Nah sudah menjadi tugas organisasi Advokat-lah dalam menegakkan aturan kepada anggotanya yang melakukan pelanggaran tersebut. Kalaupun penegak hukum sudah terlebih dahulu mengetahui adanya pelanggaran peraturan perundang-undangan oleh oknum Advokat maka sudah sewajarnya melakukan prosedur penegakan hukum dengan melibatkan organisasi Advokat. Namun dalam kenyataanya tidak pernah KPK dan penegak hukum lainnya melakukan hal tersebut.

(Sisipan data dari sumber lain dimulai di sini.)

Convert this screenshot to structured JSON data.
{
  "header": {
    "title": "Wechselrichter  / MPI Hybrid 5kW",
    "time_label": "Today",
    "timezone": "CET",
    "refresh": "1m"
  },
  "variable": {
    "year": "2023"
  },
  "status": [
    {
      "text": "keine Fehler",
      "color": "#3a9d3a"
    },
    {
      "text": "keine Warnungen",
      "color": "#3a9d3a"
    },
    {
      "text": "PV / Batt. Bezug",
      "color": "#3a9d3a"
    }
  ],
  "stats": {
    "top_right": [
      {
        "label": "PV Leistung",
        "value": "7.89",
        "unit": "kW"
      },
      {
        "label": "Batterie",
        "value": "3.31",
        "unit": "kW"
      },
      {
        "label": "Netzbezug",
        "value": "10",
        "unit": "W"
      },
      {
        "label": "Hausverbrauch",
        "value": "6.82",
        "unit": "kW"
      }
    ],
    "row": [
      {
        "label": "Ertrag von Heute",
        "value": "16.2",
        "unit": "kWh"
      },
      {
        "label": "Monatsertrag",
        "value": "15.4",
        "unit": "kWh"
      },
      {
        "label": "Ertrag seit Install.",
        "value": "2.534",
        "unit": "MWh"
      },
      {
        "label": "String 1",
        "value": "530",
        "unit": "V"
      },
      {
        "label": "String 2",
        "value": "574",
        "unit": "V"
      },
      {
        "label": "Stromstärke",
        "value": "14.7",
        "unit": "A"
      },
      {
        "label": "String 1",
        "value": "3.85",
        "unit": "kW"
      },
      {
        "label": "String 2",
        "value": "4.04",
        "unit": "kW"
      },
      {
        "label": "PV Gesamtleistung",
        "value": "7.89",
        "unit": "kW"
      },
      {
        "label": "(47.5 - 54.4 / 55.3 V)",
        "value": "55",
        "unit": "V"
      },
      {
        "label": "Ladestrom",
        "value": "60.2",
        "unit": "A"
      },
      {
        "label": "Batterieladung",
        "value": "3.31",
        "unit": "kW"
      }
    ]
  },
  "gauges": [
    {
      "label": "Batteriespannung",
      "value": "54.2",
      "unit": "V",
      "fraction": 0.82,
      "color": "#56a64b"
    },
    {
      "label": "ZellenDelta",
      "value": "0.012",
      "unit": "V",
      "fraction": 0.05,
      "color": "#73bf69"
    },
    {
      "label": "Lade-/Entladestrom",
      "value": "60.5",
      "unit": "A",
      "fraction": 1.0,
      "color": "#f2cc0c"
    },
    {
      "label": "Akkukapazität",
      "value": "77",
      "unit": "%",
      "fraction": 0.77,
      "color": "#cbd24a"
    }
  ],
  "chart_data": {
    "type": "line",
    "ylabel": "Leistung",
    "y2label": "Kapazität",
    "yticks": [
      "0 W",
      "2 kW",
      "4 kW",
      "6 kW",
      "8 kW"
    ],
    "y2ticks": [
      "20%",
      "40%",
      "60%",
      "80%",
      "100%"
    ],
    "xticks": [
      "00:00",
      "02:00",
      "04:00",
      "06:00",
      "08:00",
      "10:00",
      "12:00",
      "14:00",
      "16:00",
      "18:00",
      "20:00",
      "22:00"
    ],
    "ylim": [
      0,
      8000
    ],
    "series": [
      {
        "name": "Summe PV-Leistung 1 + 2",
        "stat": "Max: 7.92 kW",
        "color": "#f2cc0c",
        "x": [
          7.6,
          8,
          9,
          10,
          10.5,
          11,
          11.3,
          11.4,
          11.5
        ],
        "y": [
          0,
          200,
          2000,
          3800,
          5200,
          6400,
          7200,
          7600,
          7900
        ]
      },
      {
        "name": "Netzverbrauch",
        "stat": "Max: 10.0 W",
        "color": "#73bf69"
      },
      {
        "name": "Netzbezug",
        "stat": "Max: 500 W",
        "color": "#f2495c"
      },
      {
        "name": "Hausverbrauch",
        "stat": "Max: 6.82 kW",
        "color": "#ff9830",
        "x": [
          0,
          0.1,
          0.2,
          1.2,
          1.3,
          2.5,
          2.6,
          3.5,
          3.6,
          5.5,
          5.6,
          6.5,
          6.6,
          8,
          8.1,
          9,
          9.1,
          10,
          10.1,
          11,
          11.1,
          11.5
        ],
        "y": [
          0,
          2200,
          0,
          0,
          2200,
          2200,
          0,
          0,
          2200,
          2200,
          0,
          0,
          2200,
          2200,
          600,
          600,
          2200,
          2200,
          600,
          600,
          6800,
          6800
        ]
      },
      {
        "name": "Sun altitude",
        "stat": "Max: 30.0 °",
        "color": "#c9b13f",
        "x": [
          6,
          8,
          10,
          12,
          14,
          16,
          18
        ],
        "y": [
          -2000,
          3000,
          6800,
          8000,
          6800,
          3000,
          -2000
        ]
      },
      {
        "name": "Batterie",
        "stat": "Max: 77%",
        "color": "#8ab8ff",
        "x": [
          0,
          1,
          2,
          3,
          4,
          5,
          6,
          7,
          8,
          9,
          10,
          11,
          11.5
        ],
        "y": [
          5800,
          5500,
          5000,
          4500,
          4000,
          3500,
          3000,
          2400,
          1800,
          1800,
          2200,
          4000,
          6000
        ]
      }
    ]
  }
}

Pada titik inilah menurut saya KPK bukan saja melanggar asas supremasi hukum tetapi juga telah melakukan pelanggaran kewenangan dalam menjalankan tugasnya sebagai penegak hukum. Dalam konteks menjalankan tugas negara sudah sepatut dan selayaknya KPK menghargai dan memberikan ruang kepada penegak hukum lainnya (organisasi Advokat) dalam menegakkan hukum dan keadilan sesuai dengan UU Advokat.

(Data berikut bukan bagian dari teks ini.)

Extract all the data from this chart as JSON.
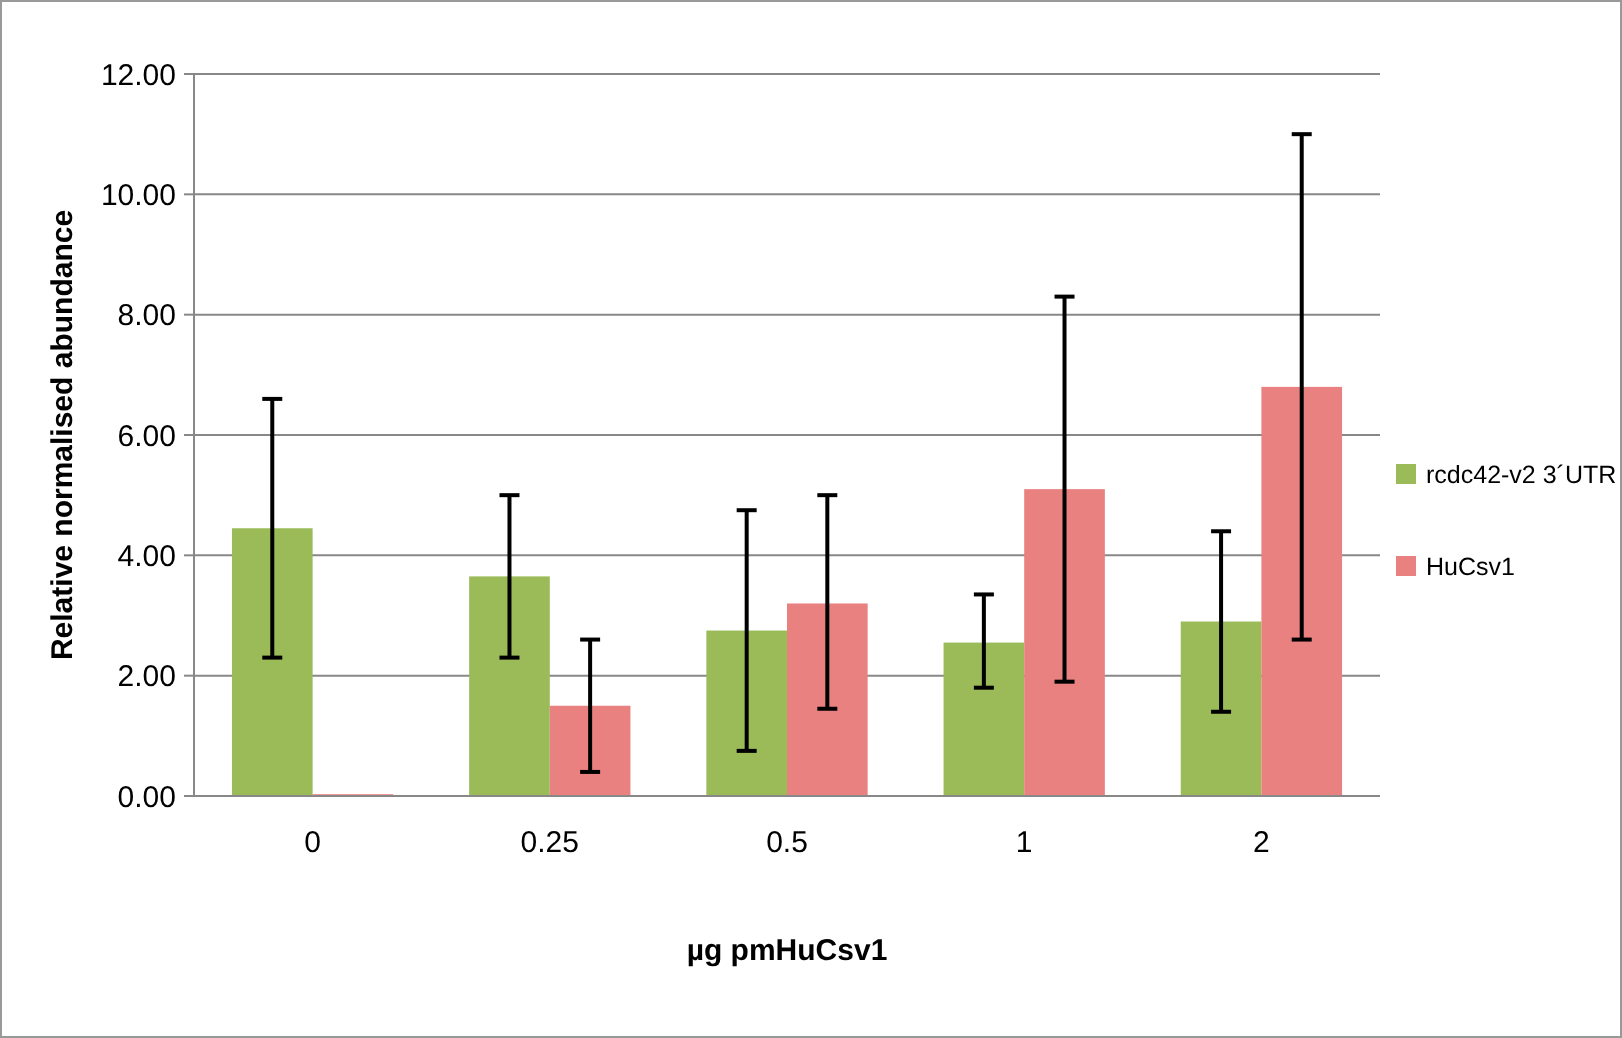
{
  "chart_data": {
    "type": "bar",
    "xlabel": "µg pmHuCsv1",
    "ylabel": "Relative normalised abundance",
    "categories": [
      "0",
      "0.25",
      "0.5",
      "1",
      "2"
    ],
    "series": [
      {
        "name": "rcdc42-v2 3´UTR",
        "color": "#9bbb59",
        "values": [
          4.45,
          3.65,
          2.75,
          2.55,
          2.9
        ],
        "errors": [
          [
            2.3,
            6.6
          ],
          [
            2.3,
            5.0
          ],
          [
            0.75,
            4.75
          ],
          [
            1.8,
            3.35
          ],
          [
            1.4,
            4.4
          ]
        ]
      },
      {
        "name": "HuCsv1",
        "color": "#e8817f",
        "values": [
          0.03,
          1.5,
          3.2,
          5.1,
          6.8
        ],
        "errors": [
          null,
          [
            0.4,
            2.6
          ],
          [
            1.45,
            5.0
          ],
          [
            1.9,
            8.3
          ],
          [
            2.6,
            11.0
          ]
        ]
      }
    ],
    "ylim": [
      0,
      12
    ],
    "yticks": [
      {
        "value": 0,
        "label": "0.00"
      },
      {
        "value": 2,
        "label": "2.00"
      },
      {
        "value": 4,
        "label": "4.00"
      },
      {
        "value": 6,
        "label": "6.00"
      },
      {
        "value": 8,
        "label": "8.00"
      },
      {
        "value": 10,
        "label": "10.00"
      },
      {
        "value": 12,
        "label": "12.00"
      }
    ],
    "grid": "y",
    "legend": "right"
  }
}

Saya bukan orang yang tidak pro pemberantasan korupsi tapi pada prinsipnya saya berpegang bahwa semua kewenangan wajib diletakkan pada tempatnya dan diberikan ruang agar tidak ada kesenjangan kewenangan guna menjamin prinsip check and balances system  dalam penyelenggaraan penegakan hukum.

Memori Kesepakatan
Kedepan agar organisasi Advokat dan penegak hukum sama-sama saling menghargai maka sudah sepatutnya dibuatkan semacam kesepakatan atau Memorandum of Understanding (MoU). Hal-hal yang perlu diatur dalam MoU tersebut adalah : (1). Dalam hal tindak pidana pemanggilan terhadap Advokat harus dengan pemberitahuan organiasi Advokat. (2). Memberikan kesempatan kepada organisasi Advokat melakukan pemeriksaan terhadap anggotanya walaupun sudah ditangani penegak hukum. (3). Kooperatif menyerahkan dokumen dan anggotanya kepada penegak hukum apabila terbukti melakukan pelanggaran hukum apabila belum ditangani oleh penegak hukum, dan hal-hal lainnya yang memberikan keseimbangan antara kedua lembaga dengan berpatokan pada UU yang menjadi dasar kewenangannya masing-masing.
Saya  percaya bahwa kita sudah mulai menuju kemapanan berdemokrasi dan penegakan supremasi hukum. Maka kita jangan kembali lagi kepada kediktatoran penguasa atau kesewenangan penegak hukum seperti zaman orde lama dan orde baru yang telah lama kita tinggalkan.